Sanders challenges Iowa results after Buttigieg projected as winner of delegate race
Bernie Sanders' presidential campaign on Monday asked the Iowa Democratic Party for a partial recanvass of 25 precincts, one day after state officials indicated Pete Buttigieg was the winner of the state delegate race.
Sanders’ campaign cited "widespread issues and miscalculations" of delegates in an email to reporters. It said if errors at 25 precincts and three satellite caucuses are corrected, Sanders would pick up an additional national delegate.
“While a recanvass is just the first step in the process and we don’t expect it to change the current calculations, it is a necessary part of making sure Iowans can trust the final results of the caucus,” Sanders' adviser Jeff Weaver said in a statement.
On Sunday, the Iowa Democratic Party released new results on Sunday that projected Buttigieg would capture two more state delegates than Sanders during last week’s chaotic caucuses.

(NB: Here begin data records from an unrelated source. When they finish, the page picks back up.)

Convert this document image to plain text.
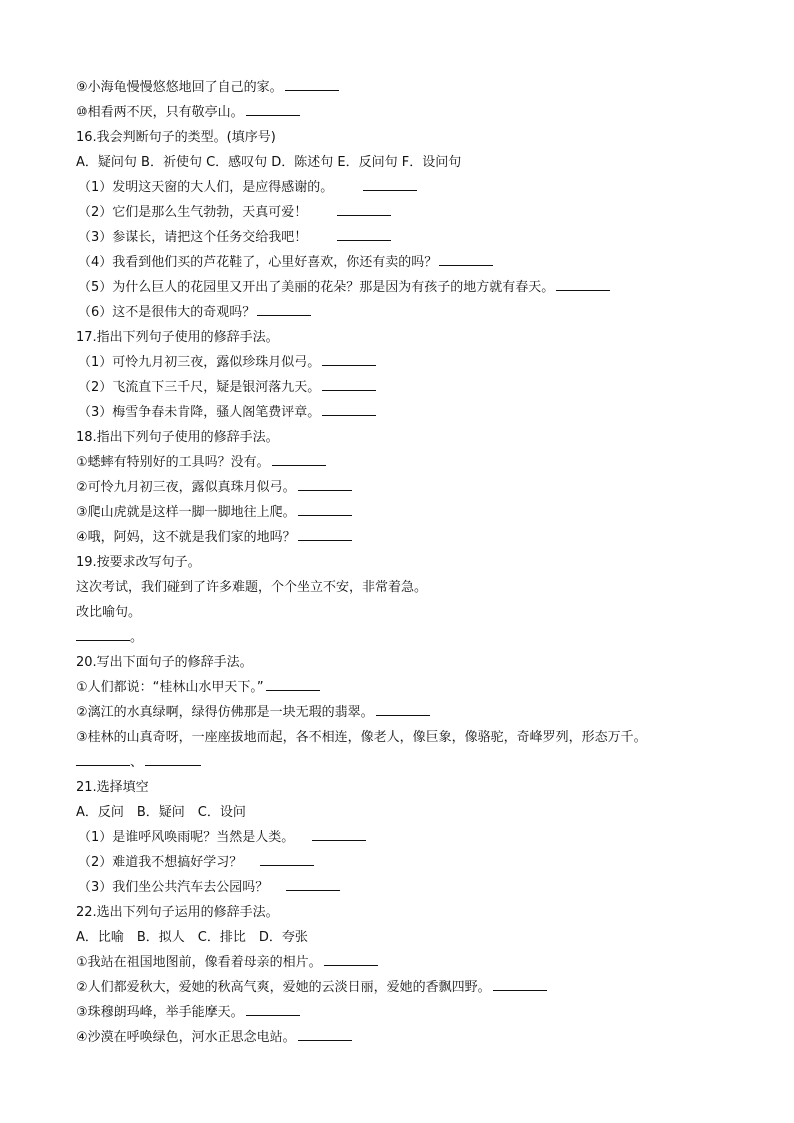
⑨小海龟慢慢悠悠地回了自己的家。
⑩相看两不厌，只有敬亭山。
16.我会判断句子的类型。(填序号)
A．疑问句 B．祈使句 C．感叹句 D．陈述句 E．反问句 F．设问句
（1）发明这天窗的大人们，是应得感谢的。
（2）它们是那么生气勃勃，天真可爱！
（3）参谋长，请把这个任务交给我吧！
（4）我看到他们买的芦花鞋了，心里好喜欢，你还有卖的吗？
（5）为什么巨人的花园里又开出了美丽的花朵？那是因为有孩子的地方就有春天。
（6）这不是很伟大的奇观吗？
17.指出下列句子使用的修辞手法。
（1）可怜九月初三夜，露似珍珠月似弓。
（2）飞流直下三千尺，疑是银河落九天。
（3）梅雪争春未肯降，骚人阁笔费评章。
18.指出下列句子使用的修辞手法。
①蟋蟀有特别好的工具吗？没有。
②可怜九月初三夜，露似真珠月似弓。
③爬山虎就是这样一脚一脚地往上爬。
④哦，阿妈，这不就是我们家的地吗？
19.按要求改写句子。
这次考试，我们碰到了许多难题，个个坐立不安，非常着急。
改比喻句。
。
20.写出下面句子的修辞手法。
①人们都说：“桂林山水甲天下。”
②漓江的水真绿啊，绿得仿佛那是一块无瑕的翡翠。
③桂林的山真奇呀，一座座拔地而起，各不相连，像老人，像巨象，像骆驼，奇峰罗列，形态万千。
、
21.选择填空
A．反问　B．疑问　C．设问
（1）是谁呼风唤雨呢？当然是人类。
（2）难道我不想搞好学习？
（3）我们坐公共汽车去公园吗？
22.选出下列句子运用的修辞手法。
A．比喻　B．拟人　C．排比　D．夸张
①我站在祖国地图前，像看着母亲的相片。
②人们都爱秋大，爱她的秋高气爽，爱她的云淡日丽，爱她的香飘四野。
③珠穆朗玛峰，举手能摩天。
④沙漠在呼唤绿色，河水正思念电站。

The announcement comes almost a week after the first-in-the-nation nominating contest ended in mass confusion, mired by a buggy mobile phone app used to report results from 1,765 precincts forced the night to conclude without an apparent winner.
The results showed a tight race between Buttigieg, the former mayor of South Bend, Indiana, who had 14 state delegates, and Vermont Sen. Sanders, who had 12. Sanders, however, won the popular vote, netting support from about 5,000 more caucus-goers than Buttigieg in the first expression of preferences. Massachusetts Sen. Elizabeth Warren snagged third place, with eight delegates, while former Vice President Joe Biden received just six. Once projected to handily win the state, Biden called the loss a “gut punch.”
Sanders isn’t alone in requesting a recanvass: Last week, Democratic National Committee Chairman Tom Perez called on Iowa party officials to immediately recanvass, or essentially perform a second-check of the vote. It would require the Iowa Democratic Party to review worksheets from each of the state’s precincts, he said.
"Enough is enough," Perez wrote in a tweet. "In light of the problems that have emerged in the implementation of the delegate selection plan and in order to assure public confidence in the results, I am calling on the Iowa Democratic Party to immediately begin a recanvass."
In the week since the caucuses, both Buttigigeg and Sanders — who are currently battling for first in Tuesday’s New Hampshire primary — claimed victory, and the momentum bump that generally accompanies it.
Further complicating results were reports of inconsistencies and other flaws in the data, irregularities that could sow more uncertainty about the outcome.
According to a New York Times analysis, more than 100 precincts reported results that were “internally inconsistent," missing data or were impossible under the complex rules of the Iowa caucuses. In some cases, the Times reported, tallies did not add up, while in others, precincts are shown allotting the wrong number of delegates to certain candidates. Other times, the data provided by the state party do not match the same results released by the precinct.
The Times reported that there was no apparent bias in favor of either Sanders or Buttigieg.
State officials paid Shadow, a tech firm, more than $63,000 in two separate payments in November and December last year for "website development," according to state campaign finance records. Those payments were for the app the caucus site leaders were supposed to use to upload the results at their 1,765 precincts. But the system quickly broke down last Monday night, requiring the party to enter data manually once it was clear there was an issue.